Si è conclusa sabato scorso a Roma la prima laboriosa e certamente impegnativa fase di quel percorso congressuale intrapreso dalla USB, per la prima volta aperta anche ai non iscritti, che ci porterà a Tivoli il 9 – 10 – 11 giugno.
La partecipazione di lavoratori, precari, attivisti e simpatizzanti nella storica sede di Casal Bruciato è stata davvero massiccia e lascia ben sperare gli organizzatori.
Del resto, l’attacco sferrato ormai da tempo al mondo del lavoro ha raggiunto tali dimensioni da costringere anche i più reticenti ad aprire gli occhi, perché a essere messa in discussione è la dignità stessa dei lavoratori ridotti ad uno stato servile.
Sarà bene rammentare che a confinare in un angolo lo stato sociale, per poterlo poi spingere verso il baratro, non sono stati soltanto banchieri ed imprenditori, ma il silenzio complice di chi avrebbe dovuto sì fare qualcosa e se ne è ben guardato.
Di fatto, la stretta osservanza delle “compatibilità economiche” e la cogestione di fondo delle scelte sistematicamente adottate dalla controparte ad ogni livello non soltanto non hanno permesso ai lavoratori pubblici di fare alcun passo avanti (ed il CCNL bloccato dal lontano 2009 ne è la conferma), ma hanno anzi portato ad un vero e proprio imbarbarimento delle relazioni sindacali.

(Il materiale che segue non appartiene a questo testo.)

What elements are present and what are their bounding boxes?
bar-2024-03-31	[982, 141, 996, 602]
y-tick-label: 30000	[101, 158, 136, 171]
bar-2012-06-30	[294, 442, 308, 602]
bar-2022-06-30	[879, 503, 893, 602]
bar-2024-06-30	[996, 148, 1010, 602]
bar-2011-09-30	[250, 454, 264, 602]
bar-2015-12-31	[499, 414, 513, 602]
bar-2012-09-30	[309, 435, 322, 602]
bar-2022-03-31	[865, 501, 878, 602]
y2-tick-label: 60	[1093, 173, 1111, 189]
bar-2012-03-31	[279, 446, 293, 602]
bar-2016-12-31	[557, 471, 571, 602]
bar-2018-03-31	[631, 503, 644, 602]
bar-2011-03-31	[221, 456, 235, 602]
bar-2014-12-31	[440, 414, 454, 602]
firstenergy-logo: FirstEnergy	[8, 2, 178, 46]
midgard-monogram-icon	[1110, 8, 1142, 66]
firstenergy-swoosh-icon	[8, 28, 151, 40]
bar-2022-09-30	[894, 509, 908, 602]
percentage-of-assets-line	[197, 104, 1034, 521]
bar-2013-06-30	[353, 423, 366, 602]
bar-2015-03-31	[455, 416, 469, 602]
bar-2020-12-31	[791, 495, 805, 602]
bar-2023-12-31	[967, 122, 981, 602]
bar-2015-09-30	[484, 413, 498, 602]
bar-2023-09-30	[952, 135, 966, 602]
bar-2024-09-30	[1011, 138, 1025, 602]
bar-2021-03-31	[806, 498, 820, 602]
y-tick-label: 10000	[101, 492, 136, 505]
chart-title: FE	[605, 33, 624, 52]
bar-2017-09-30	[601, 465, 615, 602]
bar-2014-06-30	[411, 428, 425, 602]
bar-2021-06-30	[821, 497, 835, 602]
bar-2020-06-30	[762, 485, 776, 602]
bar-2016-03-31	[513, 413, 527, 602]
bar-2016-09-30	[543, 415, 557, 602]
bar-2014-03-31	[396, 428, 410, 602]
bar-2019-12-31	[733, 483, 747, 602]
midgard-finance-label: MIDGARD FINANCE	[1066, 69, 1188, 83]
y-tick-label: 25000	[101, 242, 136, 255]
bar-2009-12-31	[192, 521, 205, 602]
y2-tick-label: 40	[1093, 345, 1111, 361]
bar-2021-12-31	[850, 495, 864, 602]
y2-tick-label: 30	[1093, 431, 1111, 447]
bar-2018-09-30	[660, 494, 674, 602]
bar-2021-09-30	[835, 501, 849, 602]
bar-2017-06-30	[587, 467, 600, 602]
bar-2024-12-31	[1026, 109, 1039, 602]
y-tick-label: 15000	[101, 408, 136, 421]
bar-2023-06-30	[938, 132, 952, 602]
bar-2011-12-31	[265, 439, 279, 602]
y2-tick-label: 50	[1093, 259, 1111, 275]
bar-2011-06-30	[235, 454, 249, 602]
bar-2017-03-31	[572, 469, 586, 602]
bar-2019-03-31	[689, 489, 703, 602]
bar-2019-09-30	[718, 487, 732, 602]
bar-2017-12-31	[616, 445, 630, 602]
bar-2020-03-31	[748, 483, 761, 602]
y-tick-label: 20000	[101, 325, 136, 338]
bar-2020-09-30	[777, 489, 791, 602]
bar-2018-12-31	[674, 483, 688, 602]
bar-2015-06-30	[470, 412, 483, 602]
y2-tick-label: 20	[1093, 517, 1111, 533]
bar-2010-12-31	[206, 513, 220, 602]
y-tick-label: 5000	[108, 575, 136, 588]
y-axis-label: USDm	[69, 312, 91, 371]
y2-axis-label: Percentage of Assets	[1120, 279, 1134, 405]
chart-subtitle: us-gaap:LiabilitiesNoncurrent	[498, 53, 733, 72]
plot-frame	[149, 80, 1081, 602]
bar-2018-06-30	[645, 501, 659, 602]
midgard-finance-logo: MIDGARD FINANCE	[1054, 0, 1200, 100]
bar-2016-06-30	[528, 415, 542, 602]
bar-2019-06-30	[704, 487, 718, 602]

Il famigerato JOBS ACT imposto quasi senza colpo ferire dall’ex capo del governo (al quale pochi giorni prima del referendum CGIL – CISL – UIL hanno firmato una cambiale in bianco peraltro vuota di contenuti e rivelatasi soltanto una marchetta elettorale) è stato il grimaldello utilizzato ad arte per far saltare tutte le garanzie.
A fronte di questa situazione, il ruolo di antagonista assunto dalla USB è servito a focalizzare intrecci e contesti (ma forse sarebbe più giusto parlare di connivenze) da una parte e ad assurgere ad unico polo di riferimento per centinaia di migliaia di lavoratori pubblici dall’altra.
Su questo punto bisogna essere chiari, perché l’affermazione sempre più marcata della USB in larghi settori del pubblico impiego deriva anche dall’ignavia palese di un sindacato confederale complice e collaborazionista, che altro non riesce a fare.
Il risultato di questa davvero “ammirevole” opera di progressive omissioni è stato la disgregazione della coscienza collettiva dei lavoratori, al punto tale che i Diritti vengono sempre più spesso considerati inopinatamente dei privilegi. Aberrante!!!
Contro questo vergognoso stato di cose, ghettizzato in una condizione sociale che sta diventando sempre più precaria, il lavoro certosino svolto in maniera capillare da quel manipolo di Uomini e Donne che provano a difendere gli interessi di tutti, anziché occuparsi dei propri miseri e angusti interessi, sta ora dando i suoi frutti.
In fondo bastava guardare lontano, seminare sul buon terreno e saper aspettare. E la risposta, come Casal Bruciato insegna, non si è fatta attendere.
Senza dimenticare che, dopo anni di difficile sperimentazione, la cosiddetta “terza gamba” dell’organizzazione rappresenta, tra pubblico e privato, qualcosa di più di una felice intuizione, che viene infatti a concretizzarsi nella confederalità sociale.
In questa ottica, appare prioritario il consolidamento e l’estensione delle strutture per rafforzare ovunque la USB, in maniera tale da essere in grado di affrontare le nuove sfide, di carattere eminentemente politico, con dignità e trasparenza. Ed è proprio quello che, in questi mesi turbolenti, dentro e fuori il nostro Istituto sta accadendo.